2018's Best of Cool Tools, Part 2: Unpowered

There should be a word for this in German: That particular joy you experience when, after suffering for a long time with the wrong tool for the job, you finally acquire the right tool for the job. It’s even more satisfying when you didn’t even know this wondrous right tool existed.

Here are some tools you may not have heard of, that are all vast improvements over the conventional way of doing things.

Listen beautiful relax classics on our Youtube channel.

In the video linked here, master carpenter Matt Jackson demonstrates an old-school goodie, the slide hammer nail puller.
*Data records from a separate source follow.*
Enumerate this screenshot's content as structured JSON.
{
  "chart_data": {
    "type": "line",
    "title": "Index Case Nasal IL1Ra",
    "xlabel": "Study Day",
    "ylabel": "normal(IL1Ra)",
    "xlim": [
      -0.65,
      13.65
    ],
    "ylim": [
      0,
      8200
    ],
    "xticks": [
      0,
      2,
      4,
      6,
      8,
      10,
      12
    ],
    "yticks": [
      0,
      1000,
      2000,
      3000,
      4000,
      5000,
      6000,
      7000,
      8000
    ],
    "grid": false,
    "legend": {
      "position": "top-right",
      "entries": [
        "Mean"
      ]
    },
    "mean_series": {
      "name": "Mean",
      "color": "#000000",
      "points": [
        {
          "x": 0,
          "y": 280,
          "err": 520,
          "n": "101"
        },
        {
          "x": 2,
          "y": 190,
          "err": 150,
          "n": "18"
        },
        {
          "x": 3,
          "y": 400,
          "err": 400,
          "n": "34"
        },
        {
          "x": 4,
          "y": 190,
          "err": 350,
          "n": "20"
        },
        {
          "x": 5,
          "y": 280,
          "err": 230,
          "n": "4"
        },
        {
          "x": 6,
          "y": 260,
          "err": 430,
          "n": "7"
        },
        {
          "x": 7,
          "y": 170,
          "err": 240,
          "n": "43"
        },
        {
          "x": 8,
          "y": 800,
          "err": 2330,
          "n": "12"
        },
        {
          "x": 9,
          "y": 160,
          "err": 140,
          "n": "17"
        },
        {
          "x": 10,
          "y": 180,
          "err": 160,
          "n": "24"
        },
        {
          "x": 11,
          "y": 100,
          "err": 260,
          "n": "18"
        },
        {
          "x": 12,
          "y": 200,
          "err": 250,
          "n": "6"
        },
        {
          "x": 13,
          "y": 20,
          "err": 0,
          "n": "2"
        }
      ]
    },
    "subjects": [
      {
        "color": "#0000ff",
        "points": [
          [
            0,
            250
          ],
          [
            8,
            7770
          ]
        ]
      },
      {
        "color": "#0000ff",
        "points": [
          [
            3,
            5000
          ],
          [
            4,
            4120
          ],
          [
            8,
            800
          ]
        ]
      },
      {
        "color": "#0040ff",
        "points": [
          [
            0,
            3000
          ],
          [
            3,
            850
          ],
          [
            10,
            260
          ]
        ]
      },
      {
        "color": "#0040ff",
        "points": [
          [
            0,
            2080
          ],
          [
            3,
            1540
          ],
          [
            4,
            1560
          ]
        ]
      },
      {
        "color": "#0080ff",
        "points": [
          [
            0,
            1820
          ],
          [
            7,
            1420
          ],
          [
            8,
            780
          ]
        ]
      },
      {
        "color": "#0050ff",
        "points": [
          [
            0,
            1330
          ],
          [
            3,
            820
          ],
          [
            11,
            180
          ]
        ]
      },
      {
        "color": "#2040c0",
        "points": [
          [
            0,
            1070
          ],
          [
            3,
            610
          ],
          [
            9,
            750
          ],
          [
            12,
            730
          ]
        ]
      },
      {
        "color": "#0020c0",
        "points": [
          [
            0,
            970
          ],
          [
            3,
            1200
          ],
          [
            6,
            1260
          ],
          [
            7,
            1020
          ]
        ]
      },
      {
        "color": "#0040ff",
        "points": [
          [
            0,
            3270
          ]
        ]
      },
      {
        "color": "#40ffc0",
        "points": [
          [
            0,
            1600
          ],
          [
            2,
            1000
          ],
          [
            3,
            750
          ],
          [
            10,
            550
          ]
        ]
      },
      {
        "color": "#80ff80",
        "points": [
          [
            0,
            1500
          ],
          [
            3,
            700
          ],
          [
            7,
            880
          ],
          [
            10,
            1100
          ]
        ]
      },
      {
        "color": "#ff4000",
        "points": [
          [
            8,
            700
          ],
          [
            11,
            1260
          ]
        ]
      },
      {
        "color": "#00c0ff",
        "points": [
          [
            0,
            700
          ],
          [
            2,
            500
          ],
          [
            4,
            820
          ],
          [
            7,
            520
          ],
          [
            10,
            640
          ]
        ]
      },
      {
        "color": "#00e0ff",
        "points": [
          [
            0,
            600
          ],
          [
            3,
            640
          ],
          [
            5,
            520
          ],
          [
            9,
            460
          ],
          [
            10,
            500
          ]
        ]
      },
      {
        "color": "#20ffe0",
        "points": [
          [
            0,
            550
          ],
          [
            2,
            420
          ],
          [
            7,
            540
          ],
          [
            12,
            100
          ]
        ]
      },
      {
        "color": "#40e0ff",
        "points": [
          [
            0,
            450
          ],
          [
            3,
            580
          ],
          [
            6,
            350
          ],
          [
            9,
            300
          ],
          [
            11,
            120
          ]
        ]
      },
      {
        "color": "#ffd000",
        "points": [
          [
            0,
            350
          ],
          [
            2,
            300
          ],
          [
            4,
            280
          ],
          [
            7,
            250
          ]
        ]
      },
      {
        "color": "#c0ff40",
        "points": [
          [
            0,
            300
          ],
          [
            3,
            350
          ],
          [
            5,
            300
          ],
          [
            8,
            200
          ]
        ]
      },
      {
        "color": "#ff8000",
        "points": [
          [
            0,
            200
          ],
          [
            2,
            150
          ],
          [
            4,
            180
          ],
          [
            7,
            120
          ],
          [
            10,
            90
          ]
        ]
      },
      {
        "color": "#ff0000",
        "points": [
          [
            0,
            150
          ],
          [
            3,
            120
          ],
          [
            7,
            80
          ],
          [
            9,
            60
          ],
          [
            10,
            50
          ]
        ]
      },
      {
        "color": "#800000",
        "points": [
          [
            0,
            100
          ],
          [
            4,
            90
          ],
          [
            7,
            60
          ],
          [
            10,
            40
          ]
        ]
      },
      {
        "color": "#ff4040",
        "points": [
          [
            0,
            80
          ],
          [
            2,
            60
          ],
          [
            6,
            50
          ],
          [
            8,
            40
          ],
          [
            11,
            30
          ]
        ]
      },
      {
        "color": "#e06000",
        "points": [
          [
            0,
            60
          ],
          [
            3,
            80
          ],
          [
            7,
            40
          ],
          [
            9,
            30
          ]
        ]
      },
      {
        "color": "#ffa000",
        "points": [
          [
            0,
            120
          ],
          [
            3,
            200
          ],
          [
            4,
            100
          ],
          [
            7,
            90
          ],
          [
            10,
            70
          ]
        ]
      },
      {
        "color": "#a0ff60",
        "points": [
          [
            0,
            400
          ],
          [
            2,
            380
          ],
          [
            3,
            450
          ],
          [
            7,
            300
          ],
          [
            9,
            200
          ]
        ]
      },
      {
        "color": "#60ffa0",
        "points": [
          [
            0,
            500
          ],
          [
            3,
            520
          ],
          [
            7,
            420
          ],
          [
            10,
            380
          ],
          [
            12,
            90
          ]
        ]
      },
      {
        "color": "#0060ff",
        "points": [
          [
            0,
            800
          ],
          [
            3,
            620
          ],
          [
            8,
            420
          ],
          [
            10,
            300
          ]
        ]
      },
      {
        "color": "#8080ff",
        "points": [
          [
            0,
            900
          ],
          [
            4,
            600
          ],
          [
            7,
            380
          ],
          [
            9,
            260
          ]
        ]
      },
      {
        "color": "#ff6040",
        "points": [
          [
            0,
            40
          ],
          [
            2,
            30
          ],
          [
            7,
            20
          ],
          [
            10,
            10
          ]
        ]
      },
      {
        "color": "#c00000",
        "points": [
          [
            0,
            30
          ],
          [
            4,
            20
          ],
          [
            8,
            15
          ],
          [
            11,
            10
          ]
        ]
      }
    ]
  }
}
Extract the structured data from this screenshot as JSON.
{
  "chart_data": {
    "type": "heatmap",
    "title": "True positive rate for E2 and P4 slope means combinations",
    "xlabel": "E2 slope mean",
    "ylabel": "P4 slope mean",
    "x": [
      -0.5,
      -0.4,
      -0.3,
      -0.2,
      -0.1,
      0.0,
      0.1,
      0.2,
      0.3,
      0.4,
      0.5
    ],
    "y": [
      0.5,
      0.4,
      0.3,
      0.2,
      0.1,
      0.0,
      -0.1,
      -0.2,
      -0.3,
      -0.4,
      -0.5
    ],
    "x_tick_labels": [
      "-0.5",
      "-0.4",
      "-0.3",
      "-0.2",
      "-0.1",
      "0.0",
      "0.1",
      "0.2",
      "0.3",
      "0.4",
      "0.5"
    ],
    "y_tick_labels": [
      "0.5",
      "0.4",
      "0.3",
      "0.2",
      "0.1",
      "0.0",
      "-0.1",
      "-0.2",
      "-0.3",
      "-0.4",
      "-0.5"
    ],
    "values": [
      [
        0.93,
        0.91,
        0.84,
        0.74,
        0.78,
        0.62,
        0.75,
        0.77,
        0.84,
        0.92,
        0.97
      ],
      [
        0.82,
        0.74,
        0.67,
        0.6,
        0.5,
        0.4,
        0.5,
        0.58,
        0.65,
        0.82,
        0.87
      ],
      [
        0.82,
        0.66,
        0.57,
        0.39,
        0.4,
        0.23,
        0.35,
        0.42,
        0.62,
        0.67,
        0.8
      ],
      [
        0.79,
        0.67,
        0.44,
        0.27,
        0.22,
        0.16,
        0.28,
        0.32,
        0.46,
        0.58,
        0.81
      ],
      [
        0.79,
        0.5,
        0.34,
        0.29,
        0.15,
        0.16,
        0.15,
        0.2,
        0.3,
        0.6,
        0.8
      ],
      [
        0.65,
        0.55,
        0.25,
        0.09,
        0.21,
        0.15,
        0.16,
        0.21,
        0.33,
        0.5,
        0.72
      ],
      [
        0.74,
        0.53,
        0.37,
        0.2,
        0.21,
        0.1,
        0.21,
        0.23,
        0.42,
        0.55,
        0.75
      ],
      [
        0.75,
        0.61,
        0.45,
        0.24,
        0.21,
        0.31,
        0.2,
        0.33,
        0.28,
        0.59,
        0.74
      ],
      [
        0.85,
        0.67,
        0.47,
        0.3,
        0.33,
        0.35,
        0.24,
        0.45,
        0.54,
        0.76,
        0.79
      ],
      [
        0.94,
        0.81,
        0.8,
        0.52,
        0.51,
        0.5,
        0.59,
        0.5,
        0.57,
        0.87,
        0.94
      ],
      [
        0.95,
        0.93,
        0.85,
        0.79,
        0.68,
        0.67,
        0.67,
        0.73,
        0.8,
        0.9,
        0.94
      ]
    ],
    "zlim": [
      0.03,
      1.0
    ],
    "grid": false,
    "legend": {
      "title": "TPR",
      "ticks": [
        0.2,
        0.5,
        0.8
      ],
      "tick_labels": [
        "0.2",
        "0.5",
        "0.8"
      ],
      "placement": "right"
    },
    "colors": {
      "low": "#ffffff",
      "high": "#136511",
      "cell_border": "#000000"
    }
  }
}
Another old-school tool is this ingenious, spinning implement for cutting accurate, repeatable inlays.

Michael David Young might have three names, like a serial killer, but he’s actually an industrial designer who invented this brilliant nail-dispensing hammer.

Greenlee’s ratcheting PVC Pipe Cutter provides clean, quick cuts and tool-less blade changes.

The Paperpot Transplanter isn’t a singular tool, but an entire system invented in Japan that makes farming way easier.

Another outdoor tool that makes a big difference: LogOX’s brilliant 3-in-1 back-saving forestry multitool.

If you need to lift something heavy, like a riding mower, by yourself, here are two different approaches to the problem: The MoJack and the Jungle Jack.

Sheetrock isn’t terribly heavy, but it’s darn unwieldy. For the lone worker trying get it up onto a ceiling without a panel lift, this hanger invention from the UK fits the bill nicely.

For studio-bound designers cutting foamcore for modelmaking, this new Perfect Cut tool, which lets you cut at precise angles, is the mutt’s nuts.

Need to draw a perfect ellipse on a piece of material? Traditional furniture makers used to accomplish this task with this nifty wooden ellipse jig.

While not a tool in its own right, the simple addition of a bendy straw to a can of WD-40 makes it way easier to spray the stuff into tricky places.